Arklet 2, now outmoded by newer models, was docked at the far end of a hamster tube on the port side of the big truss. Sooner or later it would probably be used for overflow storage or sleeping quarters. Doob passed through its docking port and began making his way down the hamster tube. As he’d learned on his way here, this was going to take a while; the tube was barely large enough to accommodate a svelte human in a polyester coverall. A large man in a pressure suit banged and scraped the whole way. And yet it was easier to do it with the suit on than to drag the empty suit behind you, or push it ahead of you, like a zero-gee murderer trying to dispose of a body.

In a few minutes he was able to reach a node, right along Izzy’s central axis, where he had more space to move around, and there he began taking the suit off. This was not a full-fledged space suit, which, with its huge backpack life support system, would have been much too bulky for the hamster tube. It was just a helmeted coverall of the type worn by high-altitude pilots. It had a leak, and so was useful only as a costume. Escaping from it developed into a sort of wrestling match, with a lot of cursing and drifting around, banging into walls.

At an opportune moment, he felt a sharp tug on the rear collar of the suit. This pulled it down to the point where he could shrug out of it and get his arms free. “Thanks,” he said, and then looked over his shoulder to see a familiar face gazing at him quizzically.

“Aren’t you a little short for a storm trooper?”

“Moira?!” Doob said. He grabbed a handle on the wall so that he could spin himself around and get a better look. His glasses had gone askew during the wrestling match, so he poked them back up on his nose. It was her all right, suffering from a clear case of moon face.

He had last seen Dr. Moira Crewe at the Crater Lake announcement, where she had been assisting her mentor, Clarence Crouch, the Nobel Prize–winning geneticist—the poor sod who had been given the job of explaining the Casting of Lots to the world. Since then Clarence had died of cancer in his Cambridge house, surrounded by biological samples and scientific memorabilia that would not long survive the onset of the Hard Rain. No doubt it had been a blessing for him. Doob had lost track of Moira after that, but of all the people on Earth she was one of the most obvious candidates for inclusion on the Cloud Ark.

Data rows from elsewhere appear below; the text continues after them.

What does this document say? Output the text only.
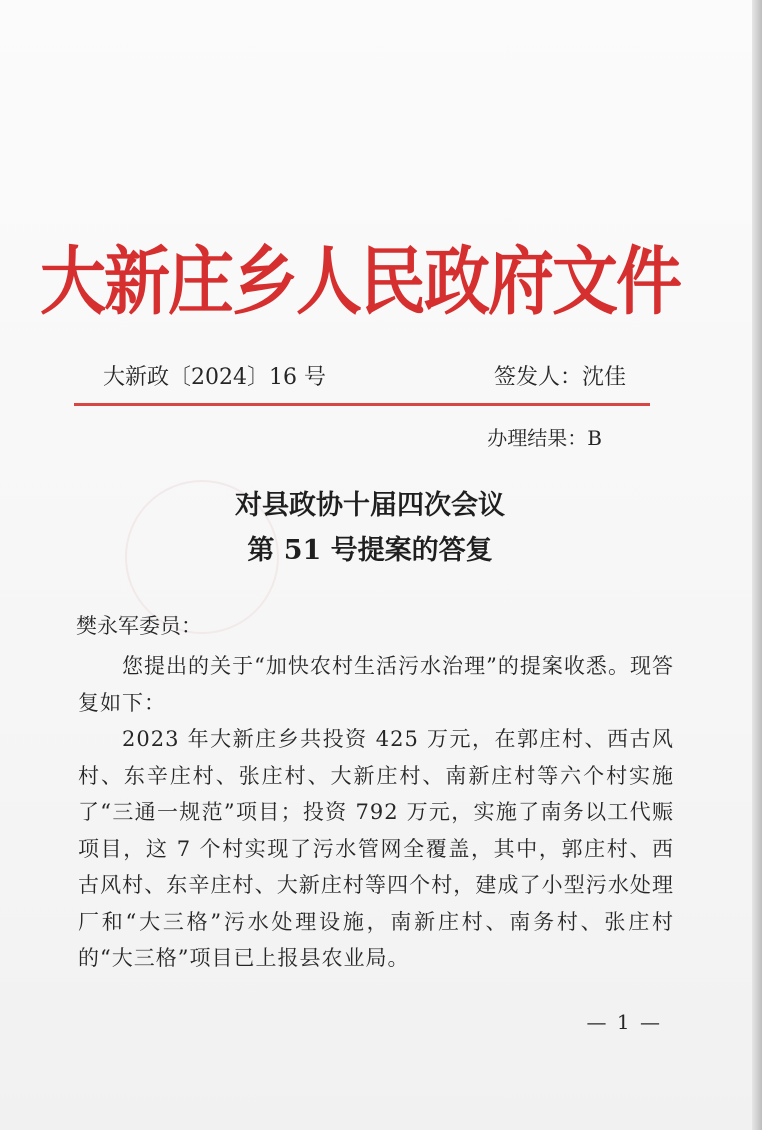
大新庄乡人民政府文件
大新政〔2024〕16 号	签发人：沈佳
办理结果：B
对县政协十届四次会议
第 51 号提案的答复
樊永军委员：

您提出的关于“加快农村生活污水治理”的提案收悉。现答复如下：

2023 年大新庄乡共投资 425 万元，在郭庄村、西古风村、东辛庄村、张庄村、大新庄村、南新庄村等六个村实施了“三通一规范”项目；投资 792 万元，实施了南务以工代赈项目，这 7 个村实现了污水管网全覆盖，其中，郭庄村、西古风村、东辛庄村、大新庄村等四个村，建成了小型污水处理厂和“大三格”污水处理设施，南新庄村、南务村、张庄村的“大三格”项目已上报县农业局。

— 1 —
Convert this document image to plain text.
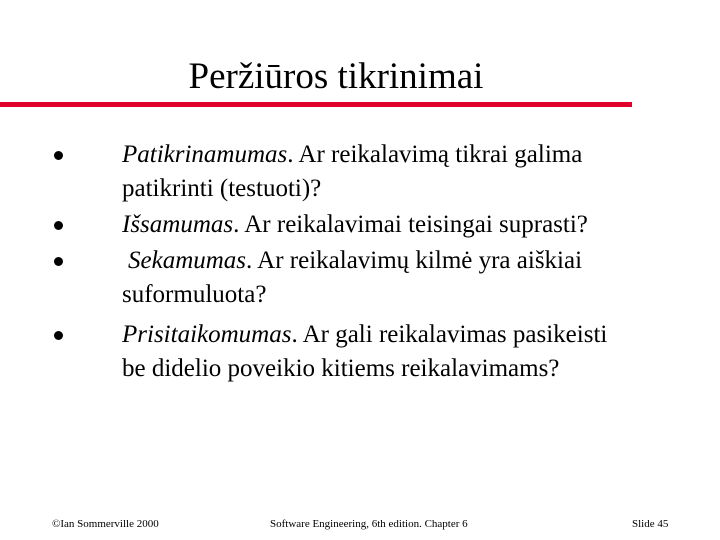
Peržiūros tikrinimai
Patikrinamumas. Ar reikalavimą tikrai galima
patikrinti (testuoti)?
Išsamumas. Ar reikalavimai teisingai suprasti?
Sekamumas. Ar reikalavimų kilmė yra aiškiai
suformuluota?
Prisitaikomumas. Ar gali reikalavimas pasikeisti
be didelio poveikio kitiems reikalavimams?
©Ian Sommerville 2000	Software Engineering, 6th edition. Chapter 6	Slide 45
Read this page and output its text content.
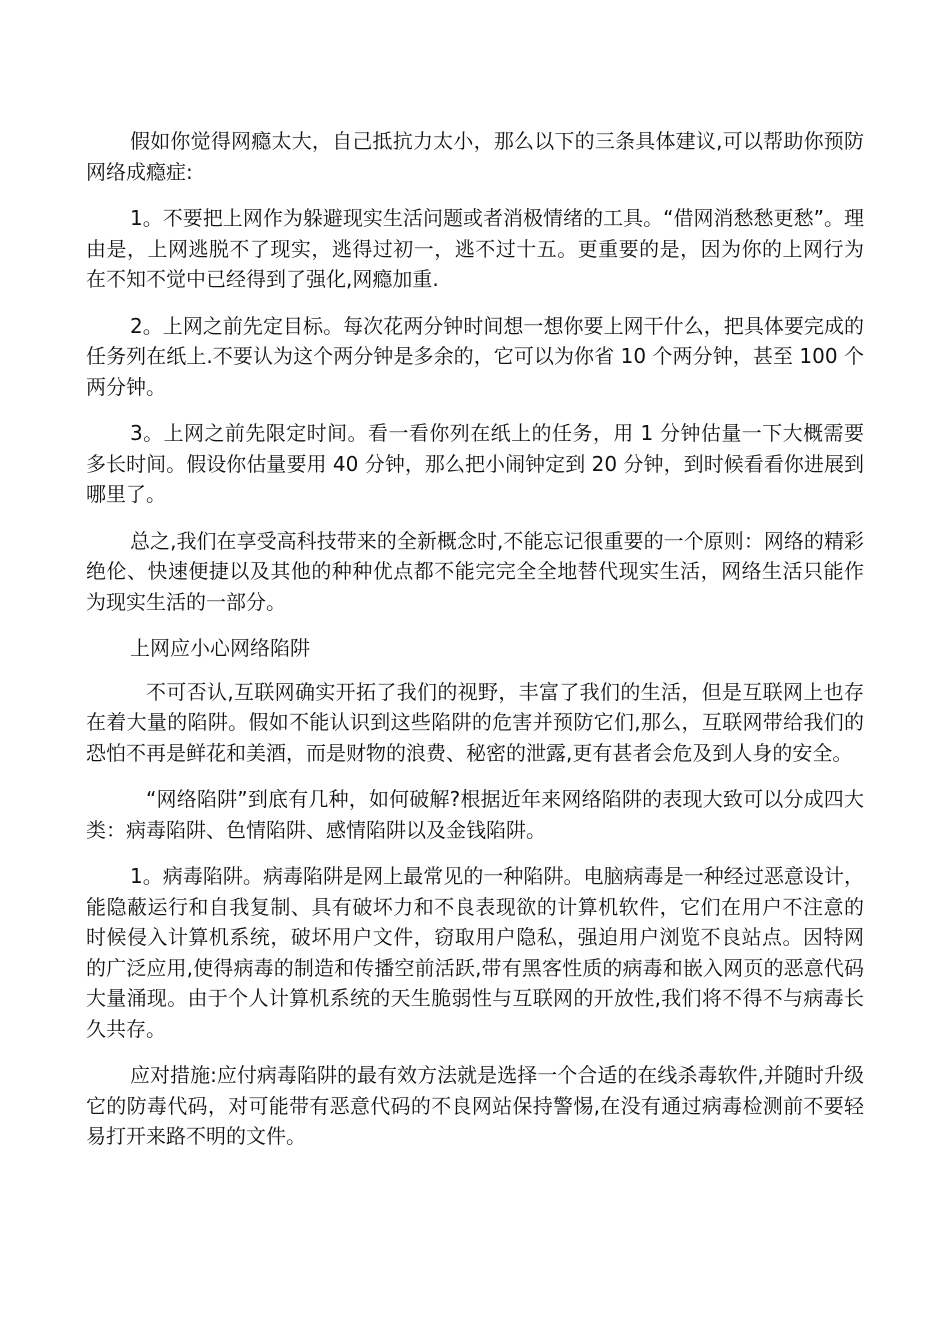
假如你觉得网瘾太大，自己抵抗力太小，那么以下的三条具体建议,可以帮助你预防网络成瘾症:

1。不要把上网作为躲避现实生活问题或者消极情绪的工具。“借网消愁愁更愁”。理由是，上网逃脱不了现实，逃得过初一，逃不过十五。更重要的是，因为你的上网行为在不知不觉中已经得到了强化,网瘾加重.

2。上网之前先定目标。每次花两分钟时间想一想你要上网干什么，把具体要完成的任务列在纸上.不要认为这个两分钟是多余的，它可以为你省 10 个两分钟，甚至 100 个两分钟。

3。上网之前先限定时间。看一看你列在纸上的任务，用 1 分钟估量一下大概需要多长时间。假设你估量要用 40 分钟，那么把小闹钟定到 20 分钟，到时候看看你进展到哪里了。

总之,我们在享受高科技带来的全新概念时,不能忘记很重要的一个原则：网络的精彩绝伦、快速便捷以及其他的种种优点都不能完完全全地替代现实生活，网络生活只能作为现实生活的一部分。

上网应小心网络陷阱

不可否认,互联网确实开拓了我们的视野，丰富了我们的生活，但是互联网上也存在着大量的陷阱。假如不能认识到这些陷阱的危害并预防它们,那么，互联网带给我们的恐怕不再是鲜花和美酒，而是财物的浪费、秘密的泄露,更有甚者会危及到人身的安全。

“网络陷阱”到底有几种，如何破解?根据近年来网络陷阱的表现大致可以分成四大类：病毒陷阱、色情陷阱、感情陷阱以及金钱陷阱。

1。病毒陷阱。病毒陷阱是网上最常见的一种陷阱。电脑病毒是一种经过恶意设计，能隐蔽运行和自我复制、具有破坏力和不良表现欲的计算机软件，它们在用户不注意的时候侵入计算机系统，破坏用户文件，窃取用户隐私，强迫用户浏览不良站点。因特网的广泛应用,使得病毒的制造和传播空前活跃,带有黑客性质的病毒和嵌入网页的恶意代码大量涌现。由于个人计算机系统的天生脆弱性与互联网的开放性,我们将不得不与病毒长久共存。

应对措施:应付病毒陷阱的最有效方法就是选择一个合适的在线杀毒软件,并随时升级它的防毒代码，对可能带有恶意代码的不良网站保持警惕,在没有通过病毒检测前不要轻易打开来路不明的文件。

She was of West Indian ancestry, wearing her hair in finger-length dreadlocks that had adapted pretty well to zero gravity—better than white-people hair, for sure. Moon face had added a few years to her apparent age, but Doob knew her to be in her late twenties. Raised in a dodgy part of London, she’d gone to a posh school on scholarship and went on to earn a biology degree at Oxford. She had gone to Harvard for her Ph.D., working with a project there on de-extinction. Her general charisma, and an accent that Americans found charming, had made her into the most well-known spokesperson for that project. She had done TED talks and other public appearances describing her lab’s efforts to bring the woolly mammoth back to life. After a brief sojourn in Siberia, working with a Russian oil billionaire who wanted to create a nature preserve stocked with formerly extinct megafauna, she had returned to the UK and begun postdoctoral work with Clarence.

It was not the first time Doob had been pleasantly surprised to bump into a colleague who had, unbeknownst to him, been sent up to Izzy. It always raised an awkward point of etiquette. It was tempting to express delight and give the person a big hug, as you’d naturally do if you encountered them at a party in Cambridge or on the street in New York City. But none of them had come up here on a happy errand. And Moira anyway had a certain owlish way about her, a way of keeping her distance.

And hugging people in zero gee was harder than it sounded. You had to get to them first.

Doob held his arms out to his sides. “Hug,” he said.

She did the same. “Is that what one does here?” she asked.

“It is not unheard of. Moira, PCA, it is good to see you up here.”